I’m not sure Pais has ever been better. He’s wonderful as Paul, the actor seeming to be having a blast giving the dentist life as he discovers his new talents with a combination of disbelief and enthusiasm. Paul blossoms, opening up his life to new experiences and unexplored territories once his gift begins to manifest itself more full, coming alive as he never has before. Even when things change as they almost assuredly have to, he’s now discovered a brightness and levity to life that he’s never bothered to embrace before this magical event transpired. Pais makes these transformations physically palpable, the inherent emotional nuances of his makeover reflected in every facial tick and vocal inflection.

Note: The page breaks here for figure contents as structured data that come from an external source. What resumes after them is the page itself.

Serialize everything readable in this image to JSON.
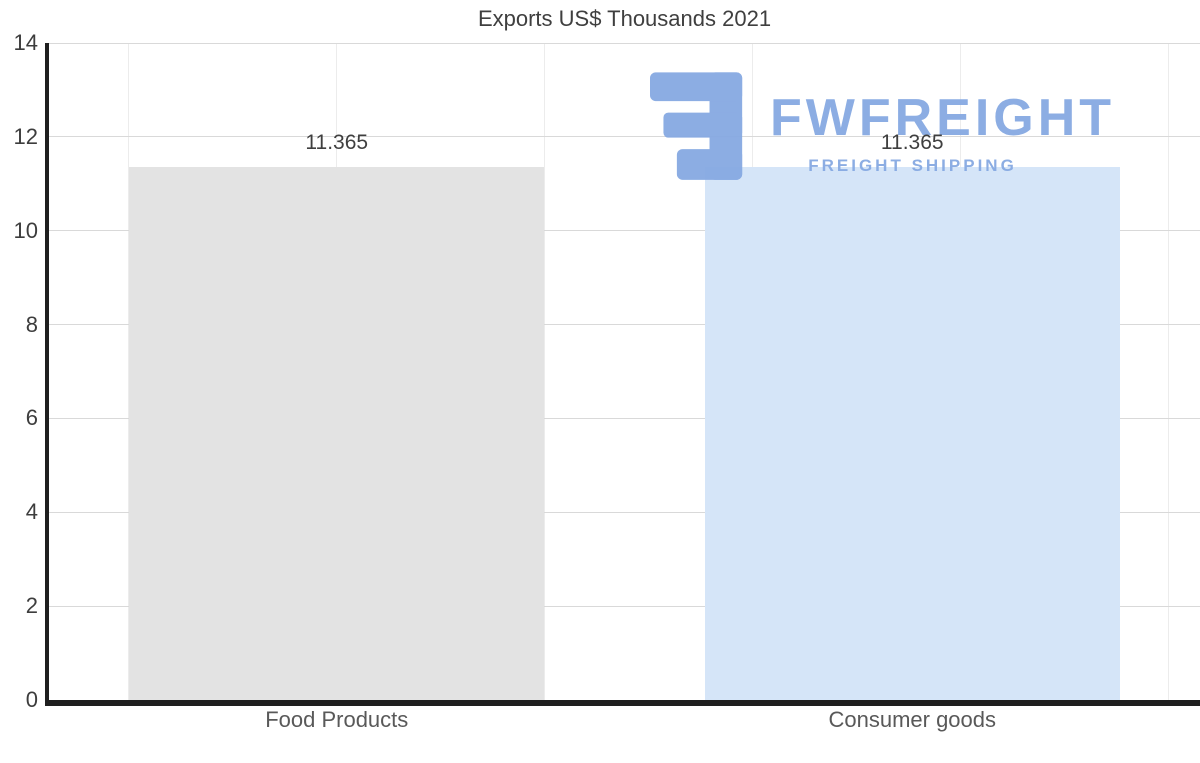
{
  "chart_data": {
    "type": "bar",
    "title": "Exports US$ Thousands 2021",
    "categories": [
      "Food Products",
      "Consumer goods"
    ],
    "values": [
      11.365,
      11.365
    ],
    "value_labels": [
      "11.365",
      "11.365"
    ],
    "xlabel": "",
    "ylabel": "",
    "ylim": [
      0,
      14
    ],
    "yticks": [
      0,
      2,
      4,
      6,
      8,
      10,
      12,
      14
    ],
    "ytick_labels": [
      "0",
      "2",
      "4",
      "6",
      "8",
      "10",
      "12",
      "14"
    ],
    "grid": true,
    "legend": "none",
    "bar_colors": [
      "#e3e3e3",
      "#d5e5f8"
    ]
  },
  "watermark": {
    "brand": "FWFREIGHT",
    "tagline": "FREIGHT SHIPPING",
    "color": "#86a9e2"
  },
  "colors": {
    "background": "#ffffff",
    "axis": "#1f1f1f",
    "gridline": "#d9d9d9",
    "title_text": "#3f3f3f",
    "tick_text": "#3d3d3d",
    "category_text": "#595959",
    "value_label_text": "#3f3f3f"
  }
}
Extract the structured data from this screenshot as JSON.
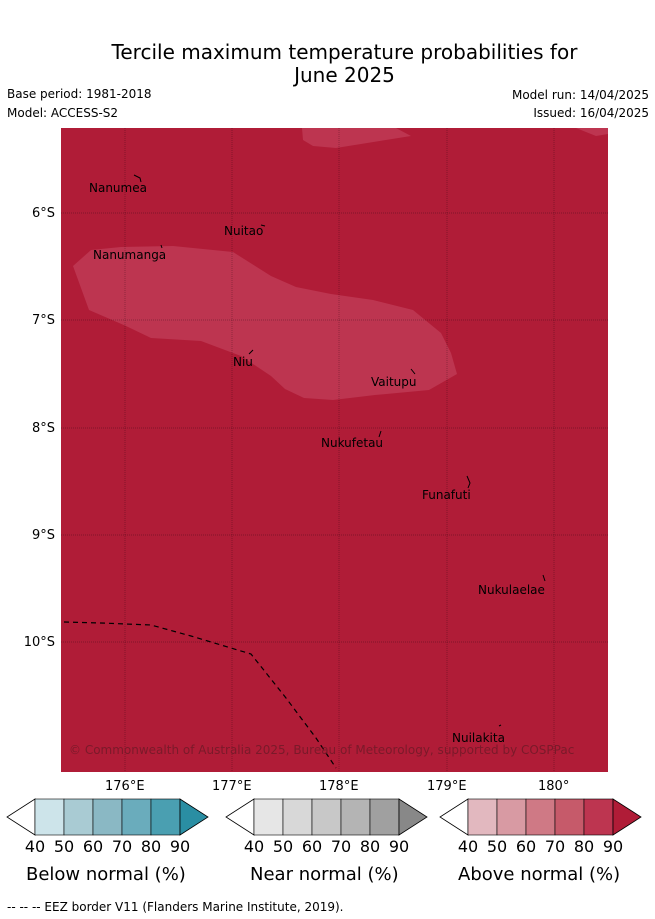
{
  "title_line1": "Tercile maximum temperature probabilities for",
  "title_line2": "June 2025",
  "base_period": "Base period: 1981-2018",
  "model": "Model: ACCESS-S2",
  "model_run": "Model run: 14/04/2025",
  "issued": "Issued: 16/04/2025",
  "lat_labels": [
    "6°S",
    "7°S",
    "8°S",
    "9°S",
    "10°S"
  ],
  "lon_labels": [
    "176°E",
    "177°E",
    "178°E",
    "179°E",
    "180°"
  ],
  "places": [
    {
      "name": "Nanumea"
    },
    {
      "name": "Nuitao"
    },
    {
      "name": "Nanumanga"
    },
    {
      "name": "Niu"
    },
    {
      "name": "Vaitupu"
    },
    {
      "name": "Nukufetau"
    },
    {
      "name": "Funafuti"
    },
    {
      "name": "Nukulaelae"
    },
    {
      "name": "Nuilakita"
    }
  ],
  "copyright": "© Commonwealth of Australia 2025, Bureau of Meteorology, supported by COSPPac",
  "colorbars": [
    {
      "label": "Below normal (%)",
      "ticks": [
        "40",
        "50",
        "60",
        "70",
        "80",
        "90"
      ],
      "colors": [
        "#ffffff",
        "#cde4ea",
        "#a9cbd3",
        "#8ab8c4",
        "#6aacbc",
        "#4a9fb1",
        "#2a8ea3"
      ]
    },
    {
      "label": "Near normal (%)",
      "ticks": [
        "40",
        "50",
        "60",
        "70",
        "80",
        "90"
      ],
      "colors": [
        "#ffffff",
        "#e6e6e6",
        "#d8d8d8",
        "#c8c8c8",
        "#b4b4b4",
        "#a0a0a0",
        "#888888"
      ]
    },
    {
      "label": "Above normal (%)",
      "ticks": [
        "40",
        "50",
        "60",
        "70",
        "80",
        "90"
      ],
      "colors": [
        "#ffffff",
        "#e2b8bf",
        "#d89aa3",
        "#cf7985",
        "#c65a6a",
        "#bd3550",
        "#b01c37"
      ]
    }
  ],
  "map_colors": {
    "above_90": "#b01c37",
    "above_80": "#bd3550",
    "grid": "#000000"
  },
  "footnote": "--  --  -- EEZ border V11 (Flanders Marine Institute, 2019)."
}
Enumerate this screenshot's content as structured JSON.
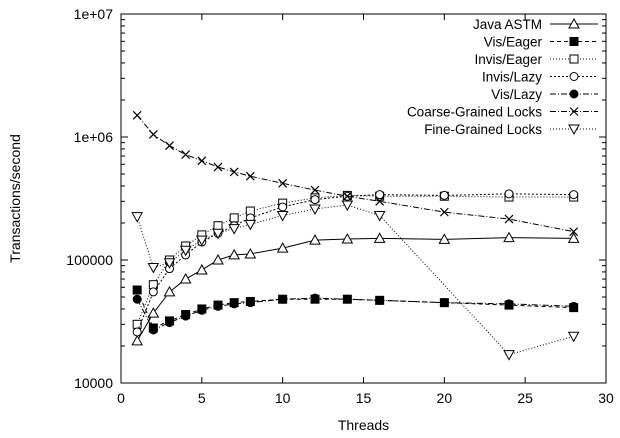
{
  "chart_data": {
    "type": "line",
    "title": "",
    "xlabel": "Threads",
    "ylabel": "Transactions/second",
    "xlim": [
      0,
      30
    ],
    "ylim": [
      10000,
      10000000
    ],
    "yscale": "log",
    "grid": false,
    "legend_position": "top-right",
    "x_ticks": [
      {
        "value": 0,
        "label": "0"
      },
      {
        "value": 5,
        "label": "5"
      },
      {
        "value": 10,
        "label": "10"
      },
      {
        "value": 15,
        "label": "15"
      },
      {
        "value": 20,
        "label": "20"
      },
      {
        "value": 25,
        "label": "25"
      },
      {
        "value": 30,
        "label": "30"
      }
    ],
    "y_ticks": [
      {
        "value": 10000,
        "label": "10000"
      },
      {
        "value": 100000,
        "label": "100000"
      },
      {
        "value": 1000000,
        "label": "1e+06"
      },
      {
        "value": 10000000,
        "label": "1e+07"
      }
    ],
    "series": [
      {
        "name": "Java ASTM",
        "marker": "triangle-up",
        "dash": "",
        "color": "#000000",
        "x": [
          1,
          2,
          3,
          4,
          5,
          6,
          7,
          8,
          10,
          12,
          14,
          16,
          20,
          24,
          28
        ],
        "y": [
          22000,
          37000,
          55000,
          70000,
          83000,
          100000,
          110000,
          112000,
          125000,
          145000,
          148000,
          150000,
          147000,
          152000,
          150000
        ]
      },
      {
        "name": "Vis/Eager",
        "marker": "square-filled",
        "dash": "4,3",
        "color": "#000000",
        "x": [
          1,
          2,
          3,
          4,
          5,
          6,
          7,
          8,
          10,
          12,
          14,
          16,
          20,
          24,
          28
        ],
        "y": [
          57000,
          28000,
          32000,
          36000,
          40000,
          43000,
          45000,
          46000,
          48000,
          48000,
          48000,
          47000,
          45000,
          43000,
          41000
        ]
      },
      {
        "name": "Invis/Eager",
        "marker": "square-open",
        "dash": "1,2",
        "color": "#000000",
        "x": [
          1,
          2,
          3,
          4,
          5,
          6,
          7,
          8,
          10,
          12,
          14,
          16,
          20,
          24,
          28
        ],
        "y": [
          30000,
          63000,
          100000,
          130000,
          160000,
          190000,
          220000,
          250000,
          290000,
          320000,
          335000,
          330000,
          330000,
          325000,
          325000
        ]
      },
      {
        "name": "Invis/Lazy",
        "marker": "circle-open",
        "dash": "2,2",
        "color": "#000000",
        "x": [
          1,
          2,
          3,
          4,
          5,
          6,
          7,
          8,
          10,
          12,
          14,
          16,
          20,
          24,
          28
        ],
        "y": [
          26000,
          55000,
          85000,
          110000,
          140000,
          165000,
          190000,
          220000,
          270000,
          310000,
          330000,
          340000,
          335000,
          345000,
          340000
        ]
      },
      {
        "name": "Vis/Lazy",
        "marker": "circle-filled",
        "dash": "6,2,1,2",
        "color": "#000000",
        "x": [
          1,
          2,
          3,
          4,
          5,
          6,
          7,
          8,
          10,
          12,
          14,
          16,
          20,
          24,
          28
        ],
        "y": [
          48000,
          27000,
          31000,
          35000,
          39000,
          42000,
          44000,
          45000,
          48000,
          49000,
          48000,
          47000,
          45000,
          44000,
          42000
        ]
      },
      {
        "name": "Coarse-Grained Locks",
        "marker": "x",
        "dash": "6,2,1,2",
        "color": "#000000",
        "x": [
          1,
          2,
          3,
          4,
          5,
          6,
          7,
          8,
          10,
          12,
          14,
          16,
          20,
          24,
          28
        ],
        "y": [
          1500000,
          1050000,
          850000,
          720000,
          640000,
          570000,
          520000,
          480000,
          420000,
          370000,
          330000,
          300000,
          245000,
          215000,
          170000
        ]
      },
      {
        "name": "Fine-Grained Locks",
        "marker": "triangle-down",
        "dash": "1,2",
        "color": "#000000",
        "x": [
          1,
          2,
          3,
          4,
          5,
          6,
          7,
          8,
          10,
          12,
          14,
          16,
          24,
          28
        ],
        "y": [
          225000,
          87000,
          95000,
          120000,
          145000,
          165000,
          180000,
          195000,
          230000,
          260000,
          280000,
          230000,
          17000,
          24000
        ]
      }
    ]
  }
}
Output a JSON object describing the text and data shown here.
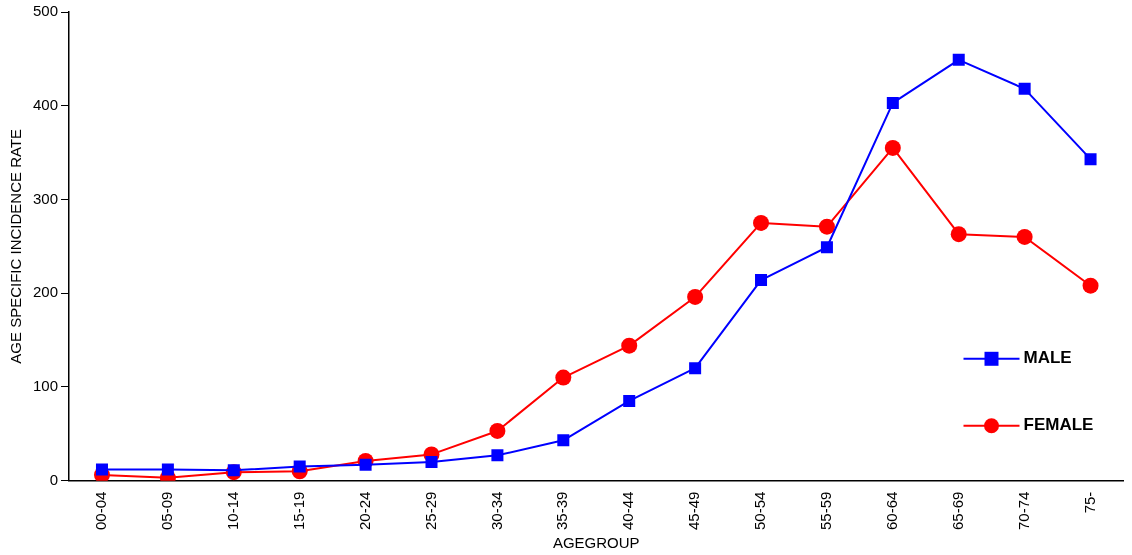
{
  "chart_data": {
    "type": "line",
    "xlabel": "AGEGROUP",
    "ylabel": "AGE SPECIFIC INCIDENCE RATE",
    "categories": [
      "00-04",
      "05-09",
      "10-14",
      "15-19",
      "20-24",
      "25-29",
      "30-34",
      "35-39",
      "40-44",
      "45-49",
      "50-54",
      "55-59",
      "60-64",
      "65-69",
      "70-74",
      "75-"
    ],
    "series": [
      {
        "name": "MALE",
        "color": "#0000ff",
        "marker": "square",
        "values": [
          12,
          12,
          11,
          15,
          17,
          20,
          27,
          43,
          85,
          120,
          214,
          249,
          403,
          449,
          418,
          343
        ]
      },
      {
        "name": "FEMALE",
        "color": "#ff0000",
        "marker": "circle",
        "values": [
          6,
          3,
          9,
          10,
          21,
          28,
          53,
          110,
          144,
          196,
          275,
          271,
          355,
          263,
          260,
          208
        ]
      }
    ],
    "ylim": [
      0,
      500
    ],
    "yticks": [
      0,
      100,
      200,
      300,
      400,
      500
    ],
    "grid": false,
    "legend": "right",
    "line_style": "solid"
  }
}
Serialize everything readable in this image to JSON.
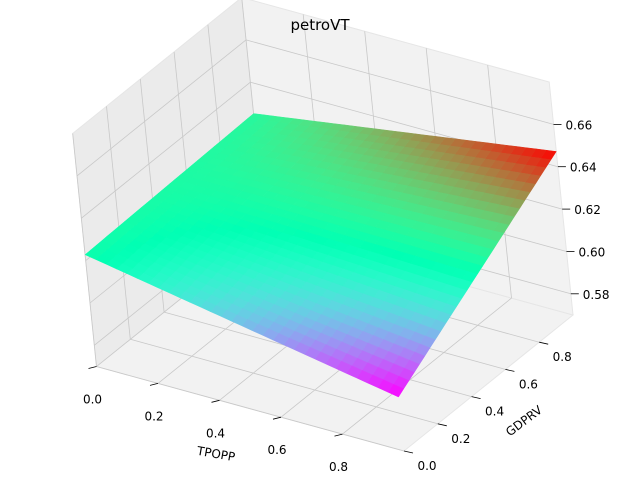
{
  "chart_data": {
    "type": "surface3d",
    "title": "petroVT",
    "xlabel": "TPOPP",
    "ylabel": "GDPRV",
    "zlabel": "",
    "xlim": [
      0.0,
      1.0
    ],
    "ylim": [
      0.0,
      1.0
    ],
    "zlim": [
      0.57,
      0.68
    ],
    "x_ticks": [
      "0.0",
      "0.2",
      "0.4",
      "0.6",
      "0.8"
    ],
    "y_ticks": [
      "0.0",
      "0.2",
      "0.4",
      "0.6",
      "0.8"
    ],
    "z_ticks": [
      "0.58",
      "0.60",
      "0.62",
      "0.64",
      "0.66"
    ],
    "colormap": "rainbow",
    "grid": true,
    "surface_corners": {
      "x0_y0": 0.6228,
      "x1_y0": 0.5955,
      "x0_y1": 0.6252,
      "x1_y1": 0.6472
    },
    "grid_resolution": 30
  }
}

DeWitt, as underrated and as underappreciated an actress as any working today (a solid case could be made she’s been shafted Oscar nomination twice for both Your Sister’s Sister and Rachel Getting Married) is equally superb, her affinity for the material noticeable right from the jump. Shelton gives the actress a freedom to explore and to take risks, DeWitt challenging expectation as she moves Abby through her paces. The fear she feels, the terror that lies at the heart of what is happening, all of it comes across with striking authenticity, the emotionality of her performance a high-wire act that allows for the catharsis to come to resonate with purpose and strength.
I like what Shelton is doing here, her growth as a filmmaker readily apparent. The movie has a heartfelt quality to it that spoke to me, both DeWitt and Pais delivering performances that kept me curious to see what each was going to do next. Touchy Feely got to me, that’s all that matters, and I have this feeling that, much like Shelton’s previous efforts, it’s a movie I’ll gladly return to again in order to discover little subtle nuances I might not have noticed the first time around.